People
Emmanuelle Béart Biography
MARITAL STATUS
Professions Actress , Director
French nationality
Birth August 14, 1963 (Saint-Tropez, Var, France)
BIOGRAPHY
Daughter of singer Guy Béart and Genevieve Galea , model seen in Les Carabiniers , Emmanuelle Béart took her first steps on screen at age 7 in La Course du lièvre à travers les champs (1972). Having gone to study in Montreal, she meets Robert Altman in a nightclub, who hires her for a film that will not see the light of day. Back in France, she appeared with David Hamilton , then starred in L’Amour en souse and Un amour perdu , two films which each earned her a nomination for the César for Most Promising Actor. But the character that brought her fame was that of the wild Manon from Les Sources for Claude Berri , with a César for Best Supporting Role in 1987. Far
from her glamorous image, Emmanuelle Béart made a remarkable composition as a delinquent in 1989 in Children of Disorder . Her career was then punctuated by meetings with great authors: Rivette (she posed nude in La Belle noiseuse in 1991), Techiné , who made her play a prostitute in J’mbras pas , or Chabrol ( L’Enfer ). This admirer of Romy Schneider finds two of her most beautiful roles in Sautet ‘s latest films : a violinist who turns the lives of two musicians upside down in A Heart in Winter , and the strange confidante of an old writer played by Michel Serrault in Nelly and Monsieur Arnaud (1995), two great successes. Wargnier offers him another strong character in A French Woman , but the public is not there.
After a detour through Hollywood ( Mission Impossible in 1996), this sensual actress with a melancholic look was the moving heroine of Assayas ‘s fresco Les Destinées sentimentales in 2000 . If we find his feverish temperament in Time Regained or La Répétition (2001). Béart enjoys playing lecherous servants in 8 Women of Ozon (2002).

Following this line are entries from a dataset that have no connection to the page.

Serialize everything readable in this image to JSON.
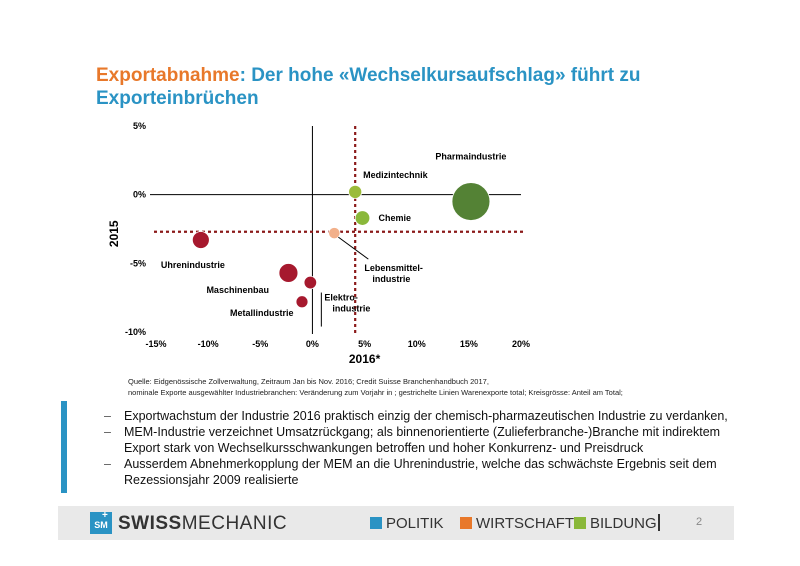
{
  "slide": {
    "title_accent": "Exportabnahme",
    "title_rest": ": Der hohe «Wechselkursaufschlag» führt zu Exporteinbrüchen",
    "source_line1": "Quelle: Eidgenössische Zollverwaltung, Zeitraum Jan bis Nov. 2016; Credit Suisse Branchenhandbuch 2017,",
    "source_line2": "nominale Exporte ausgewählter Industriebranchen: Veränderung zum Vorjahr in ; gestrichelte Linien Warenexporte total; Kreisgrösse: Anteil am Total;",
    "bullets": [
      "Exportwachstum der Industrie 2016 praktisch einzig der chemisch-pharmazeutischen Industrie zu verdanken,",
      "MEM-Industrie verzeichnet Umsatzrückgang; als  binnenorientierte (Zulieferbranche-)Branche mit indirektem Export stark von Wechselkursschwankungen betroffen und  hoher Konkurrenz- und Preisdruck",
      "Ausserdem  Abnehmerkopplung der MEM an die Uhrenindustrie, welche das schwächste Ergebnis seit dem Rezessionsjahr 2009 realisierte"
    ],
    "bullet_marker": "–"
  },
  "footer": {
    "logo_text": "SM",
    "logo_plus": "+",
    "brand_bold": "SWISS",
    "brand_light": "MECHANIC",
    "nav": [
      "POLITIK",
      "WIRTSCHAFT",
      "BILDUNG"
    ],
    "nav_colors": [
      "#2a93c4",
      "#e8782a",
      "#8ab83a"
    ],
    "page_number": "2"
  },
  "chart_data": {
    "type": "scatter",
    "xlabel": "2016*",
    "ylabel": "2015",
    "xlim": [
      -15,
      20
    ],
    "ylim": [
      -10,
      5
    ],
    "x_ticks": [
      -15,
      -10,
      -5,
      0,
      5,
      10,
      15,
      20
    ],
    "x_tick_labels": [
      "-15%",
      "-10%",
      "-5%",
      "0%",
      "5%",
      "10%",
      "15%",
      "20%"
    ],
    "y_ticks": [
      5,
      0,
      -5,
      -10
    ],
    "y_tick_labels": [
      "5%",
      "0%",
      "-5%",
      "-10%"
    ],
    "reference_x": 4.1,
    "reference_y": -2.7,
    "grid": false,
    "points": [
      {
        "name": "Pharmaindustrie",
        "x": 15.2,
        "y": -0.5,
        "size": 10,
        "color": "#548235"
      },
      {
        "name": "Medizintechnik",
        "x": 4.1,
        "y": 0.2,
        "size": 1.2,
        "color": "#9bbb3a"
      },
      {
        "name": "Chemie",
        "x": 4.8,
        "y": -1.7,
        "size": 1.5,
        "color": "#8ab83a"
      },
      {
        "name": "Lebensmittel-\nindustrie",
        "x": 2.1,
        "y": -2.8,
        "size": 0.9,
        "color": "#f2b08a"
      },
      {
        "name": "Uhrenindustrie",
        "x": -10.7,
        "y": -3.3,
        "size": 2.0,
        "color": "#a6192e"
      },
      {
        "name": "Maschinenbau",
        "x": -2.3,
        "y": -5.7,
        "size": 2.5,
        "color": "#a6192e"
      },
      {
        "name": "Elektro-\nindustrie",
        "x": -0.2,
        "y": -6.4,
        "size": 1.1,
        "color": "#a6192e"
      },
      {
        "name": "Metallindustrie",
        "x": -1.0,
        "y": -7.8,
        "size": 1.0,
        "color": "#a6192e"
      }
    ]
  }
}
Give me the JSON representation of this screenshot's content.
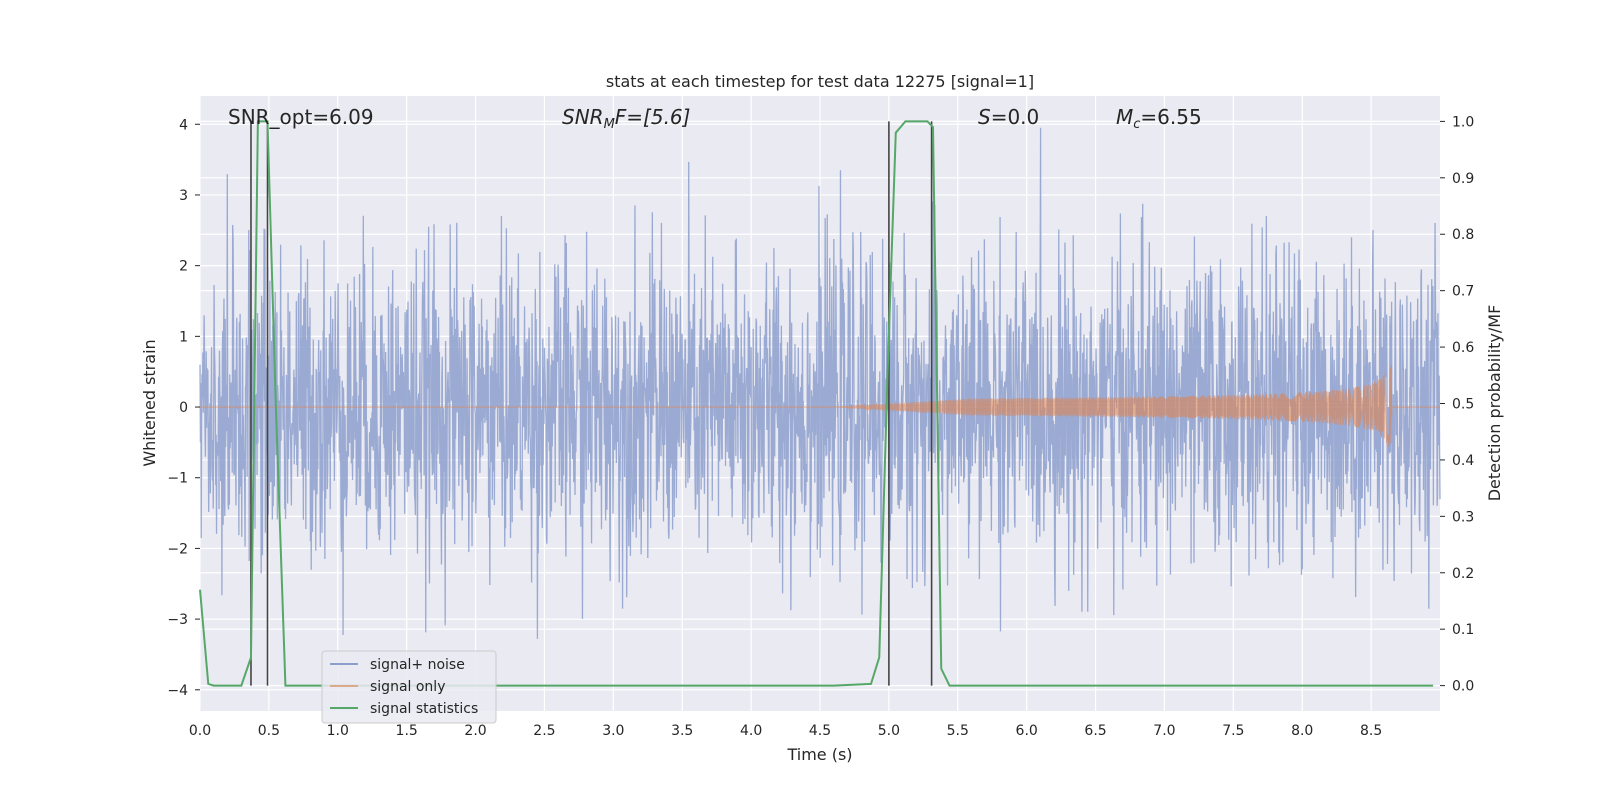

The demanding Rivette ( Histoire de Marie et Julien ) and Techiné ( Les Egarés in 2003, Les Témoins ) show themselves faithful to the one who retains her status as a sex symbol ( Nathalie…) and continues to occupy a central place in French cinema. After La Bûche , she starred in unifying films like The Hero of the Family (2006) or My Stars and Me .
Known for her commitments as a citizen, the actress invests herself just as much in her roles, whether for a commercial comedy ( Disco , 2008) or an extraordinary trip film ( Vinyan ). Emmanuelle Béart returns to sentimental dramas with It begins at the end (2009), a tumultuous couple relationship with and by Michaël Cohen , her companion in the city, then with Bye Bye Blondie (2010) by Virginie Despentes , the story of an adolescent homosexual love which has repercussions on the lives of the protagonists, who have become adults. At the same time, the actress is shocking in the role of a terminally ill cancer patient, living her last moments in My Night Companion .
Busy with her numerous humanitarian commitments, Emmanuelle Béart became rarer in the cinema in the 2010s. She still collaborated twice with Jeanne Balibar , in For example, Electre and especially Merveilles à Montfermeil, a political comedy in which the actress played the new mayor of the town of 93.